High speed flexible and modular product flow systems such as ctrlX HS and ctrlX 6D help to modernize the variety case packaging machinery to make it more compact, increase speed, flexibility and modularity. These new technologies allow OEMs and end user manufacturers to reduce unplanned machine downtime, reduce the number of change parts and changeover times. For example, a traffic jam in the line due to a fallen product or a sudden failure of a part or two in a non-modular case packing line could result in multiple micro-stops and reduce the overall line efficiency; this can be highly optimized by overhauling the machine design and process with these new reliable technologies.

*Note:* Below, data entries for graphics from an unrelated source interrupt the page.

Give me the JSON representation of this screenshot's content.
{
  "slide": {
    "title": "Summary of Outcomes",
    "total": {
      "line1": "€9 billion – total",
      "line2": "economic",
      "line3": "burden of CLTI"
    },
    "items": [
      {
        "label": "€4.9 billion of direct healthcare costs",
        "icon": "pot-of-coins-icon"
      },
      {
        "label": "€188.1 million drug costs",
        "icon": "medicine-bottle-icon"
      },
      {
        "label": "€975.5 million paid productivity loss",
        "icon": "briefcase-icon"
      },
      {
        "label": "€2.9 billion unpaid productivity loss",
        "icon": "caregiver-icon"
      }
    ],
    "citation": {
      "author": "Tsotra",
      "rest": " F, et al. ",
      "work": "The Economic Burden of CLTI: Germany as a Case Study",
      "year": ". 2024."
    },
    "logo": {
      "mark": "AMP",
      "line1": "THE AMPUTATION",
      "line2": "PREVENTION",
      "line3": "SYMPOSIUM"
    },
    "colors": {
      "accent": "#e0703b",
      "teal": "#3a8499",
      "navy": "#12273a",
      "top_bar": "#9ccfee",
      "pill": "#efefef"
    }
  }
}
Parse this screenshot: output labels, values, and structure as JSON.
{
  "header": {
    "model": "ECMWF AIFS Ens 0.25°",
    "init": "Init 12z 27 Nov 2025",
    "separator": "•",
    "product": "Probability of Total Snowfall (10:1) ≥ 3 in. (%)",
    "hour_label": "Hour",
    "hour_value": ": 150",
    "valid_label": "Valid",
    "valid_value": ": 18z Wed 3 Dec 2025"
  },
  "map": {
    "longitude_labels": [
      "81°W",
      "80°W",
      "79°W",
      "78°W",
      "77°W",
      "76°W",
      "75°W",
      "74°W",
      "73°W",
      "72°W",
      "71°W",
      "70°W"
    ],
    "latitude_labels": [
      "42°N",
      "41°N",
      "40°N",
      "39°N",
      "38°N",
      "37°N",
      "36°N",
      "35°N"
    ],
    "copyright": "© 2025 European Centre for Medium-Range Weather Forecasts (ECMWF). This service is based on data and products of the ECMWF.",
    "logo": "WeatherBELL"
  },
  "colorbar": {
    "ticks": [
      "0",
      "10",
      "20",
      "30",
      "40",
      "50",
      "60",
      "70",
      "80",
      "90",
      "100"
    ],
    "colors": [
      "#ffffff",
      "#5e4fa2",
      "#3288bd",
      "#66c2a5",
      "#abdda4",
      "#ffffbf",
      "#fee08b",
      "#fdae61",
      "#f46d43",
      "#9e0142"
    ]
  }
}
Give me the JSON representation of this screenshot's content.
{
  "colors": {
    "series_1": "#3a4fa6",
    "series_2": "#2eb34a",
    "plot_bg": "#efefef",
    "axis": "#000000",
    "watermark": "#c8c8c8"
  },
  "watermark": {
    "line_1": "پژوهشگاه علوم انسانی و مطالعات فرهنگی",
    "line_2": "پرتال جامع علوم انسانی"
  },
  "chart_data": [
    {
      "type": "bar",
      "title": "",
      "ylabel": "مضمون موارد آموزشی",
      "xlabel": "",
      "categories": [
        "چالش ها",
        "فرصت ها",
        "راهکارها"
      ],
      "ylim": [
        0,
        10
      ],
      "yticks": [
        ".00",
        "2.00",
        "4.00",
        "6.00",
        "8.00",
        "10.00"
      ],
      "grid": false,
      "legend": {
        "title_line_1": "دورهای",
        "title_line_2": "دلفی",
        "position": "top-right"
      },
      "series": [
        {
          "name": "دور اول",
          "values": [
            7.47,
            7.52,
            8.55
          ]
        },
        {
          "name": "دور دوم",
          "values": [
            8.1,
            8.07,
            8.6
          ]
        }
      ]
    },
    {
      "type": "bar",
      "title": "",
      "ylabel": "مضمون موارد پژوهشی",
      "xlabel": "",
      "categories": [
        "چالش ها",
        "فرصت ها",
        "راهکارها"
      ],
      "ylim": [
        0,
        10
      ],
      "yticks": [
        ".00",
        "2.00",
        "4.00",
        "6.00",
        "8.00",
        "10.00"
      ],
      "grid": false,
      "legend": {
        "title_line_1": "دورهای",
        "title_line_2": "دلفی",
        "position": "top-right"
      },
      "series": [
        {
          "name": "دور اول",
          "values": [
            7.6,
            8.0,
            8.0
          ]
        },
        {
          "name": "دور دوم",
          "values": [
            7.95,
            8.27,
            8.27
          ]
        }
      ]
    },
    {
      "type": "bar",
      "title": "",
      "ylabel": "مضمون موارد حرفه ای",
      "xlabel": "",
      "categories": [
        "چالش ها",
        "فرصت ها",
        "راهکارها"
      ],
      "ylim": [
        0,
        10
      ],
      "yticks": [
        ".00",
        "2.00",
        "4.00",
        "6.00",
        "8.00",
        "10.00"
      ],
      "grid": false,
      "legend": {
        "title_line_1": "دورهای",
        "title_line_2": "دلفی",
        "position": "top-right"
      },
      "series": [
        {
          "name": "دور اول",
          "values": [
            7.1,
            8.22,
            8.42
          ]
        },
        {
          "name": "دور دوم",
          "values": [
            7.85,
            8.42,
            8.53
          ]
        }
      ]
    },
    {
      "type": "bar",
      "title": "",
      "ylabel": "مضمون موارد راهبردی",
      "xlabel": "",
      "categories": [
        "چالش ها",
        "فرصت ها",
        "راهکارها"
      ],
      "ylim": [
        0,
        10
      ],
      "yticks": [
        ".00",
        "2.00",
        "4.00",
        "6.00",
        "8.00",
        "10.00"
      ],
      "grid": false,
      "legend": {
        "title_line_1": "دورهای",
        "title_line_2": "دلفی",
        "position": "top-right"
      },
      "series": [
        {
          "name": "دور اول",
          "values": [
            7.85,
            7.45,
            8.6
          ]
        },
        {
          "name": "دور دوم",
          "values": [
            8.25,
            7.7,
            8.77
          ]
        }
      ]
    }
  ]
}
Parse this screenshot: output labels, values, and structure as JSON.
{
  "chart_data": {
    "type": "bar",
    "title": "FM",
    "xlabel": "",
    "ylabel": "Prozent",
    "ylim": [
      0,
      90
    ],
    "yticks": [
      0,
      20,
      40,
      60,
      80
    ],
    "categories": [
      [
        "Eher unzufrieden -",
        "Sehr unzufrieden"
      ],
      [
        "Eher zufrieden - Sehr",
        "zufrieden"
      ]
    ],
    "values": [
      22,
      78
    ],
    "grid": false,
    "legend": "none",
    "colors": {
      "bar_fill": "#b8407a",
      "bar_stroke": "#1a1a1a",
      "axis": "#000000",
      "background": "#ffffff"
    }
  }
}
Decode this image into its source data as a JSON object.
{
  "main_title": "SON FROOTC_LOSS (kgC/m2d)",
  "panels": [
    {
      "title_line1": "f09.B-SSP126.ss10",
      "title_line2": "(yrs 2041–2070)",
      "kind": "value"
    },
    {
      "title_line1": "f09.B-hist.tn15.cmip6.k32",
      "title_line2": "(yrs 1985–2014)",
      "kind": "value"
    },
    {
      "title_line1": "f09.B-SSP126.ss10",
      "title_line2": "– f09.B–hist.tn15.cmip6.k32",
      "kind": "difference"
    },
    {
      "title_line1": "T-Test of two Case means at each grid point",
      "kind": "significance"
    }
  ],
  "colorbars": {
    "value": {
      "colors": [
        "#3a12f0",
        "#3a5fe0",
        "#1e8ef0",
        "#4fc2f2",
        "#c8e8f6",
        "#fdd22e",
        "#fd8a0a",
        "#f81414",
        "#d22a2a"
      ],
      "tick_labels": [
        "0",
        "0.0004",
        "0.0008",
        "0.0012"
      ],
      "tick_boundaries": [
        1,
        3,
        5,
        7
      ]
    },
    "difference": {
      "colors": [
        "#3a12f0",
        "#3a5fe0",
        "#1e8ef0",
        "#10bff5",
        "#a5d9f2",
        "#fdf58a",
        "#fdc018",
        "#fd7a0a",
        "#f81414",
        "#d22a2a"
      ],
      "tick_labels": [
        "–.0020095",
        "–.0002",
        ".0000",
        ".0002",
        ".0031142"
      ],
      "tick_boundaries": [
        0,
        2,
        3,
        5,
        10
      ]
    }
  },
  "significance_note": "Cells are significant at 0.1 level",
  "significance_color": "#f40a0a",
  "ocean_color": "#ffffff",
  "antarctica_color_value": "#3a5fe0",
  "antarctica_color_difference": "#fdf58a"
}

In addition to that, end-users seek more control over how they can use their existing and future floor space optimally. Upcoming technologies and solutions will empower the end user to achieve that level of modularity. Because such machines will be simple and have less complicated parts, minimal skills and training will be required to operate and maintain these machines. More and more use of autonomous mobile robots, advanced factory floor navigation software and humanoids will require machines that will have a simple changeover system and a smaller number of change parts. Flexibility, an open-source controls platform like ctrlX and simple designs are here to thrive; those who embrace the change will have a higher chance of catching the upcoming waves of new growth and possibilities.